O primeiro-ministro fará um discurso muito aguardado em Sydney na quarta-feira para abordar as preocupações crescentes em torno da licença social e as proteções políticas necessárias para IA, datacenters e propriedade intelectual australiana. Embora os detalhes do discurso e vários anúncios esperados tenham sido mantidos em sigilo, não se espera que Albanese detalhe o progresso nas tão esperadas reformas de direitos autorais para proteger as indústrias criativas.
Embora o Partido Trabalhista tenha há muito descartado conceder uma isenção de mineração de texto e dados para empresas de IA treinarem seus grandes modelos linguísticos em conteúdo australiano sem compensação aos criadores, as discussões do gabinete sobre reformas de direitos autorais continuam.

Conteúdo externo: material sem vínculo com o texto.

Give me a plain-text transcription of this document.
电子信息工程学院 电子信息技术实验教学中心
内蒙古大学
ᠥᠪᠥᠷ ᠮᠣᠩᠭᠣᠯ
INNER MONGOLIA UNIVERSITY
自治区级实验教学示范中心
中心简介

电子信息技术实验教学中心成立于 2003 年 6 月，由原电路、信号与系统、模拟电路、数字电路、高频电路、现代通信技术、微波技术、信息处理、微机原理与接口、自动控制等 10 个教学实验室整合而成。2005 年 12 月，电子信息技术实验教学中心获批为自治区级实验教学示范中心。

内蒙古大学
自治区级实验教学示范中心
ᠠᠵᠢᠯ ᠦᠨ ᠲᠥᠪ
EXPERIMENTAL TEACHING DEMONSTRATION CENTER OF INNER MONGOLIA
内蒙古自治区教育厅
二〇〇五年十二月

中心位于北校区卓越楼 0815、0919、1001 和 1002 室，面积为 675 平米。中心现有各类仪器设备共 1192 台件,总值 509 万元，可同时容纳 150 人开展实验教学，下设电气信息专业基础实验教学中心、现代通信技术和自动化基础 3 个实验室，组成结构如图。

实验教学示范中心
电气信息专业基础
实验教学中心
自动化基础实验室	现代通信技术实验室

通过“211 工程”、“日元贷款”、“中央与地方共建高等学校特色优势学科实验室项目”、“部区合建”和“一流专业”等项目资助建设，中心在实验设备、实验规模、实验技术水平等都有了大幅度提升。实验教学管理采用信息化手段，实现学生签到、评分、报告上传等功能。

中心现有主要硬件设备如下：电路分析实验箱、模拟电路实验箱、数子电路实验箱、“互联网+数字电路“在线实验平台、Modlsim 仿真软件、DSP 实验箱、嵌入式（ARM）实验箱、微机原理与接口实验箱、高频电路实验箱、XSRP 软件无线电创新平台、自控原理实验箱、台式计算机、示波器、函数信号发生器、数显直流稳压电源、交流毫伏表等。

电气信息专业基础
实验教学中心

A Guardian Australia entende que há uma diversidade de pontos de vista entre os ministros seniores após o lobby das grandes empresas de tecnologia e uma proposta da indústria para conceder isenções especiais de direitos autorais às empresas de IA.

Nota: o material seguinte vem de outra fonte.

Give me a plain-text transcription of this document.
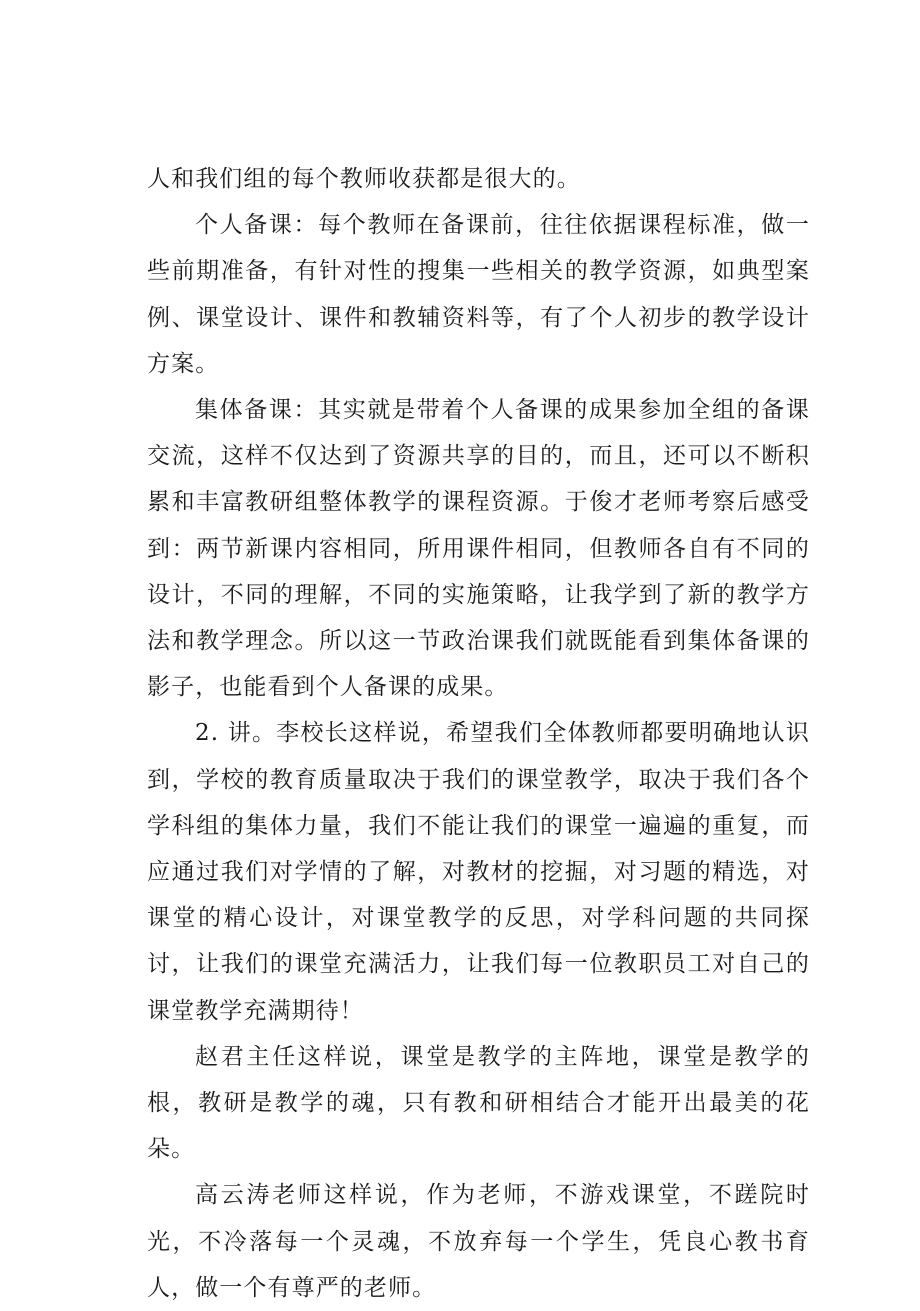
人和我们组的每个教师收获都是很大的。

个人备课：每个教师在备课前，往往依据课程标准，做一些前期准备，有针对性的搜集一些相关的教学资源，如典型案例、课堂设计、课件和教辅资料等，有了个人初步的教学设计方案。

集体备课：其实就是带着个人备课的成果参加全组的备课交流，这样不仅达到了资源共享的目的，而且，还可以不断积累和丰富教研组整体教学的课程资源。于俊才老师考察后感受到：两节新课内容相同，所用课件相同，但教师各自有不同的设计，不同的理解，不同的实施策略，让我学到了新的教学方法和教学理念。所以这一节政治课我们就既能看到集体备课的影子，也能看到个人备课的成果。

2. 讲。李校长这样说，希望我们全体教师都要明确地认识到，学校的教育质量取决于我们的课堂教学，取决于我们各个学科组的集体力量，我们不能让我们的课堂一遍遍的重复，而应通过我们对学情的了解，对教材的挖掘，对习题的精选，对课堂的精心设计，对课堂教学的反思，对学科问题的共同探讨，让我们的课堂充满活力，让我们每一位教职员工对自己的课堂教学充满期待！

赵君主任这样说，课堂是教学的主阵地，课堂是教学的根，教研是教学的魂，只有教和研相结合才能开出最美的花朵。

高云涛老师这样说，作为老师，不游戏课堂，不蹉院时光，不冷落每一个灵魂，不放弃每一个学生，凭良心教书育人，做一个有尊严的老师。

Documentos divulgados sob leis de liberdade de informação revelam que funcionários do Tesouro alertaram Jim Chalmers que a Anthropic reclamaria que as regras de direitos autorais estavam “impedindo o desenvolvimento de data centers” na Austrália, antes de uma reunião com o presidente-executivo da empresa, Dario Amodei.

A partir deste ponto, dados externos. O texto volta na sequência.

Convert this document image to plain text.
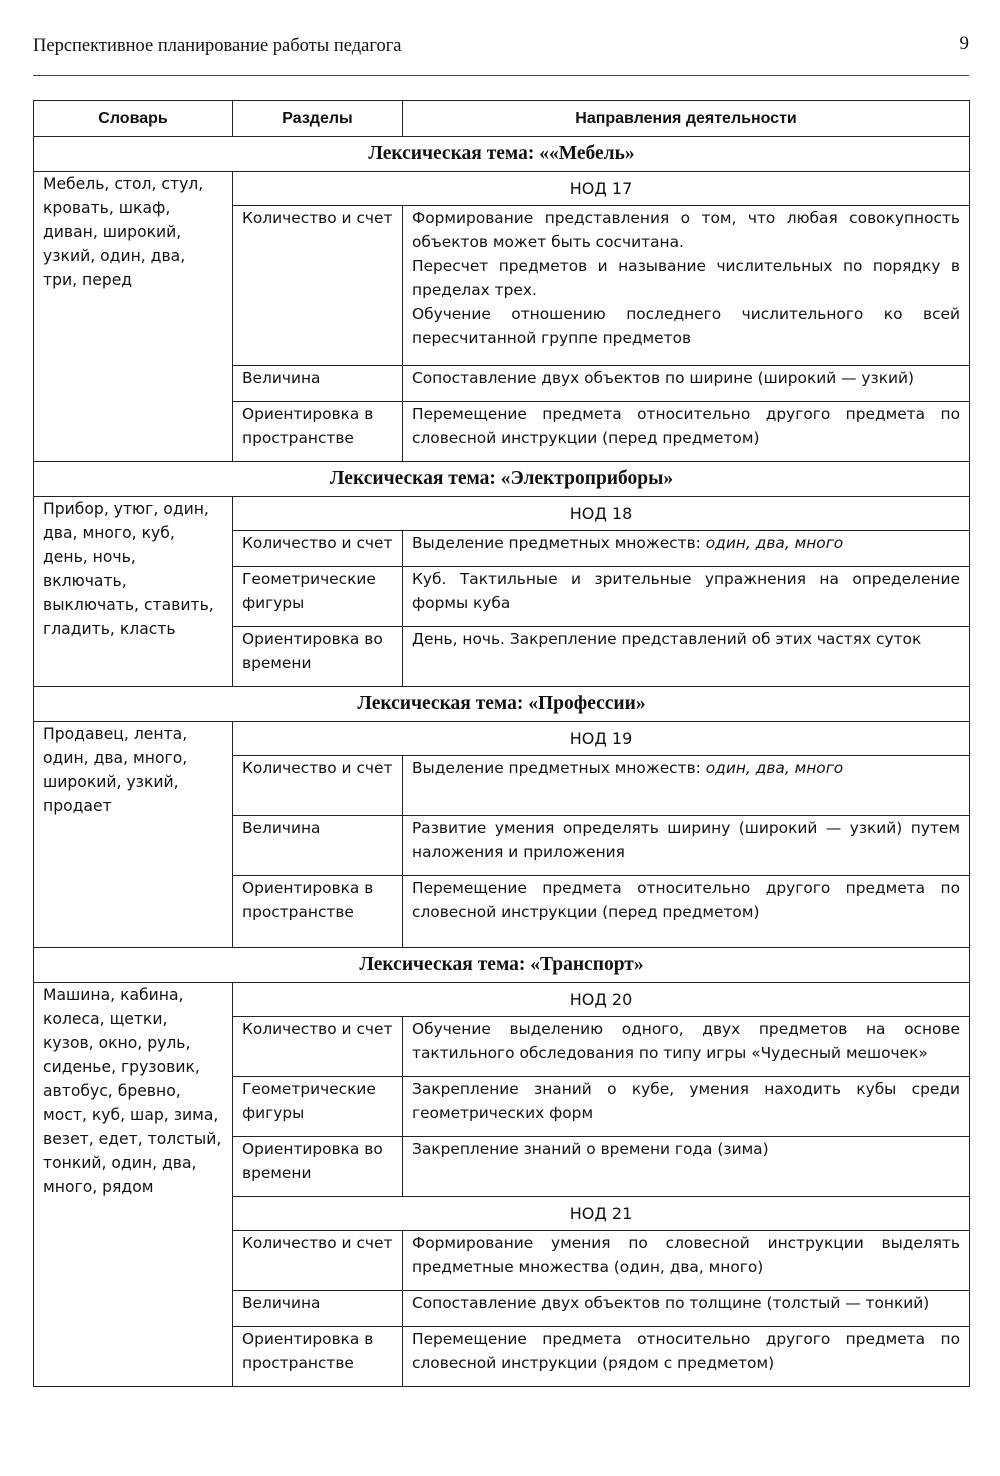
Перспективное планирование работы педагога	9
Словарь	Разделы	Направления деятельности
Лексическая тема: ««Мебель»		
Мебель, стол, стул, кровать, шкаф, диван, широкий, узкий, один, два, три, перед	НОД 17	
	Количество и счет	Формирование представления о том, что любая совокупность объектов может быть сосчитана.
Пересчет предметов и называние числительных по порядку в пределах трех.
Обучение отношению последнего числительного ко всей пересчитанной группе предметов

	Величина	Сопоставление двух объектов по ширине (широкий — узкий)

	Ориентировка в пространстве	Перемещение предмета относительно другого предмета по словесной инструкции (перед предметом)

Лексическая тема: «Электроприборы»		
Прибор, утюг, один, два, много, куб, день, ночь, включать, выключать, ставить, гладить, класть	НОД 18	
	Количество и счет	Выделение предметных множеств: один, два, много
	Геометрические фигуры	Куб. Тактильные и зрительные упражнения на определение формы куба

	Ориентировка во времени	День, ночь. Закрепление представлений об этих частях суток

Лексическая тема: «Профессии»		
Продавец, лента, один, два, много, широкий, узкий, продает	НОД 19	
	Количество и счет	Выделение предметных множеств: один, два, много
	Величина	Развитие умения определять ширину (широкий — узкий) путем наложения и приложения

	Ориентировка в пространстве	Перемещение предмета относительно другого предмета по словесной инструкции (перед предметом)

Лексическая тема: «Транспорт»		
Машина, кабина, колеса, щетки, кузов, окно, руль, сиденье, грузовик, автобус, бревно, мост, куб, шар, зима, везет, едет, толстый, тонкий, один, два, много, рядом	НОД 20	
	Количество и счет	Обучение выделению одного, двух предметов на основе тактильного обследования по типу игры «Чудесный мешочек»

	Геометрические фигуры	Закрепление знаний о кубе, умения находить кубы среди геометрических форм

	Ориентировка во времени	Закрепление знаний о времени года (зима)

	НОД 21	
	Количество и счет	Формирование умения по словесной инструкции выделять предметные множества (один, два, много)

	Величина	Сопоставление двух объектов по толщине (толстый — тонкий)

	Ориентировка в пространстве	Перемещение предмета относительно другого предмета по словесной инструкции (рядом с предметом)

Husic – o antigo ministro da Indústria – opôs-se veementemente a qualquer alteração dos direitos de autor.
“Sou do lado trabalhista da política. Crescemos com a noção de um salário justo por um dia de trabalho justo – que as pessoas devem ser remuneradas de forma justa pelo trabalho, pelo esforço que proporcionam. Se você é um trabalhista que defende a diluição da Lei de Direitos Autorais, você está na verdade indo contra o espírito do seu próprio partido”, disse ele.
Questionado se achava que os seus colegas estavam a fazer isso, Husic respondeu: “obviamente, há um debate a decorrer nos bastidores. Claramente, há elementos disto a ser revelados. Caso contrário, não estaríamos a receber este tipo de especulação mediática sobre o que poderá acontecer”.
“Essas empresas – Anthropic, OpenAI – serão as maiores ou já são as maiores empresas do planeta. Seus executivos são pagos pelo seu trabalho, e se esperam que outros entreguem seu trabalho sem serem pagos, essa é apenas uma zona proibida e deve ser combatida”, disse ele.
O discurso de Albanese surge no meio de um escrutínio crescente sobre a IA e os centros de dados, particularmente a natureza intensiva em energia e os requisitos de terreno, capital e mão-de-obra para construir as instalações. Ilustrando a corda bamba que o Partido Trabalhista está caminhando para responder à IA, o ministro do Trabalho Sam Rae e a backbencher Alice Jordan-Baird divulgaram um comunicado na semana passada levantando preocupações sobre um novo empreendimento massivo em Plumpton, no extremo oeste de Melbourne, e apoiando as preocupações da comunidade sobre o impacto nas questões locais de energia, água, tráfego e ruído.
“A nossa comunidade merece respostas claras, consultas genuínas e processos de planeamento transparentes… O Ocidente não pode simplesmente tornar-se o destino de infra-estruturas que colocam uma pressão adicional sobre os recursos e ao mesmo tempo proporcionam pouco retorno”, afirmaram.
A MEAA disse que o governo precisava delinear os seus planos em matéria de direitos de autor e anunciar “soluções a longo prazo” para proteger os trabalhadores criativos da exploração por empresas de IA.
“Os benefícios da IA não podem ser capturados pelos mesmos gigantes globais do entretenimento e da tecnologia que já lucram com o trabalho dos nossos membros – devem ser os trabalhadores que beneficiam”, disse um porta-voz da MEAA.
O sindicato insiste que o governo considere regras para uma remuneração equitativa, para garantir que trabalhadores como autores e músicos tenham “um direito garantido e inalienável de serem pagos” quando o seu trabalho for utilizado ou reproduzido por sistemas de IA, e para impedir explicitamente que as empresas de IA treinem os seus modelos em trabalhos criativos sem consentimento e pagamento ao criador original.